16 Jun A hint of Orwell-creep in Justin’s young government
The Trudeau administration has purged the Prime Minister’s official website of news releases issued during Stephen Harper’s reign, and asked Google to ensure its search results no longer point to the deleted material. News stories about the issue have mostly concentrated on the requests to Google, but the purge itself is the real problem.
Liberal dismiss the controversy, insisting it was only a housekeeping effort to ensure search results produced up-to-date information. They’re right, insofar as the 51 requests to Google for search engine updates are concerned. But that leaves the question why historic content was purged in the first place.
The deleted material, or some of it, has been retained and moved to an archive section of the Library and Archives Canada website, though it’s not clear the material is fully accessible by the public yet. So you could say Trudeau’s people haven’t exactly burned the history books; they’ve just packed them in boxes and moved them to an attic where they’ll be harder to find.
I would never uphold the Government of Nova Scotia as a paragon of openness and transparency. Its Freedom of Information system remains a shambles, despite promising work by Information Commissioner Catherine Tully to clear a backlog of several years.
Still, at novascotia.ca/news, you can find every news release issued by the provincial government since 1998, a period spanning the administrations of four premiers and three parties.

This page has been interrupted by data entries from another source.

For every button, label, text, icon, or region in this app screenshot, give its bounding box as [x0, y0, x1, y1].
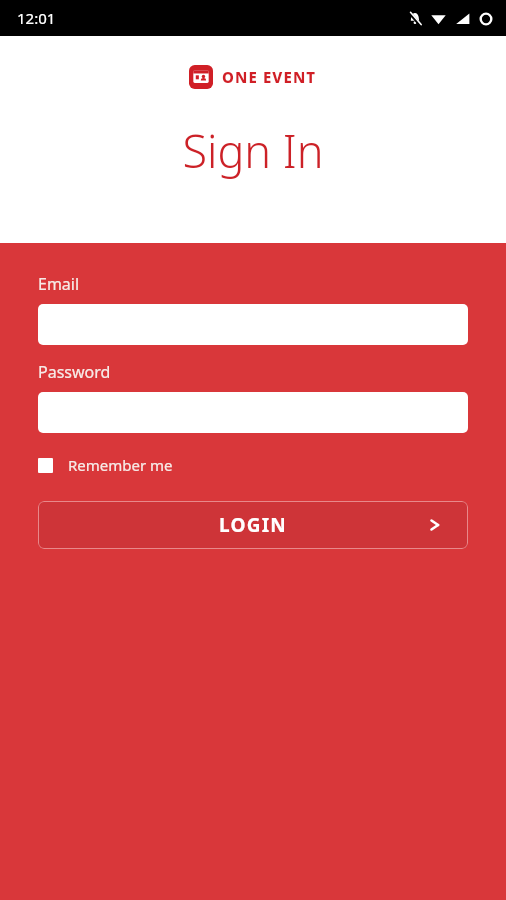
staticText: Password: [38, 361, 111, 383]
staticText: LOGIN: [219, 512, 287, 538]
staticText: Remember me: [68, 455, 173, 475]
staticText: 12:01: [17, 8, 56, 28]
button[interactable]: LOGIN: [38, 501, 468, 549]
button[interactable]: Remember me: [38, 453, 173, 477]
staticText: Sign In: [182, 120, 324, 181]
staticText: ONE EVENT: [222, 67, 317, 87]
button[interactable]: Text input field: [38, 392, 468, 433]
staticText: Email: [38, 273, 80, 295]
button[interactable]: Text input field: [38, 304, 468, 345]
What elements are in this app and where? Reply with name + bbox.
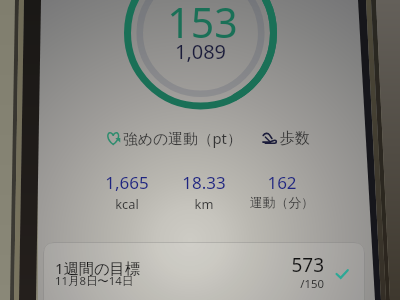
button[interactable]: 1週間の目標 (43, 242, 365, 300)
staticText: 573 (254, 252, 324, 278)
staticText: kcal (77, 195, 177, 212)
staticText: 強めの運動（pt） (123, 128, 242, 148)
staticText: 18.33 (154, 171, 254, 194)
staticText: /150 (254, 276, 324, 292)
staticText: 153 (142, 0, 263, 50)
staticText: 歩数 (280, 129, 310, 148)
staticText: 1,665 (77, 171, 177, 194)
staticText: 1週間の目標 (55, 258, 140, 279)
staticText: 162 (232, 171, 332, 194)
staticText: km (154, 195, 254, 212)
staticText: 11月8日〜14日 (55, 273, 134, 289)
staticText: 1,089 (140, 38, 261, 65)
other: Goal achieved (334, 266, 350, 282)
staticText: 運動（分） (232, 195, 332, 211)
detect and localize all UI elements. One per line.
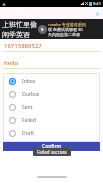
staticText: hello (4, 59, 19, 67)
button[interactable]: Draft (3, 127, 100, 140)
button[interactable]: Sent (3, 101, 100, 114)
staticText: 9:41 (93, 1, 101, 6)
staticText: 联 免费试听课程 30 (48, 27, 83, 32)
button[interactable]: More options (93, 9, 101, 17)
staticText: 16715880527 (4, 42, 42, 50)
staticText: Draft (22, 130, 34, 137)
staticText: Inbox (22, 78, 36, 85)
button[interactable]: Advertisement banner (0, 19, 103, 39)
button[interactable]: Text field 16715880527 (3, 42, 100, 52)
staticText: 上班忙里偷 (2, 20, 37, 29)
staticText: Failed success (37, 149, 67, 155)
staticText: Outbox (22, 91, 40, 98)
staticText: 天内退款第二单课 (48, 32, 80, 37)
button[interactable]: Confirm (3, 142, 100, 151)
button[interactable]: Failed (3, 114, 100, 127)
staticText: Confirm (42, 143, 62, 150)
staticText: Sent (22, 104, 33, 111)
staticText: 闲学英语 (2, 30, 30, 39)
button[interactable]: Inbox (3, 75, 100, 88)
staticText: Failed (22, 117, 36, 124)
button[interactable]: Outbox (3, 88, 100, 101)
staticText: rvoake 专业英语系列 (48, 22, 86, 27)
button[interactable]: Text field hello (3, 59, 100, 69)
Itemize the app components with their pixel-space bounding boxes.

At the Finance Department website, you can find every budget document issued since 1996, when John Savage was premier.
That’s because it’s the Government of Nova Scotia website, not the McNeil government website, a distinction lost on federal Treasury Board chair Scott Brison, who defended the Trudeau government’s docu-cleansing.
History did not begin on November 4, 2015, the day Trudeau took office, and neither did the Government of Canada or the website that bears its imprimatur.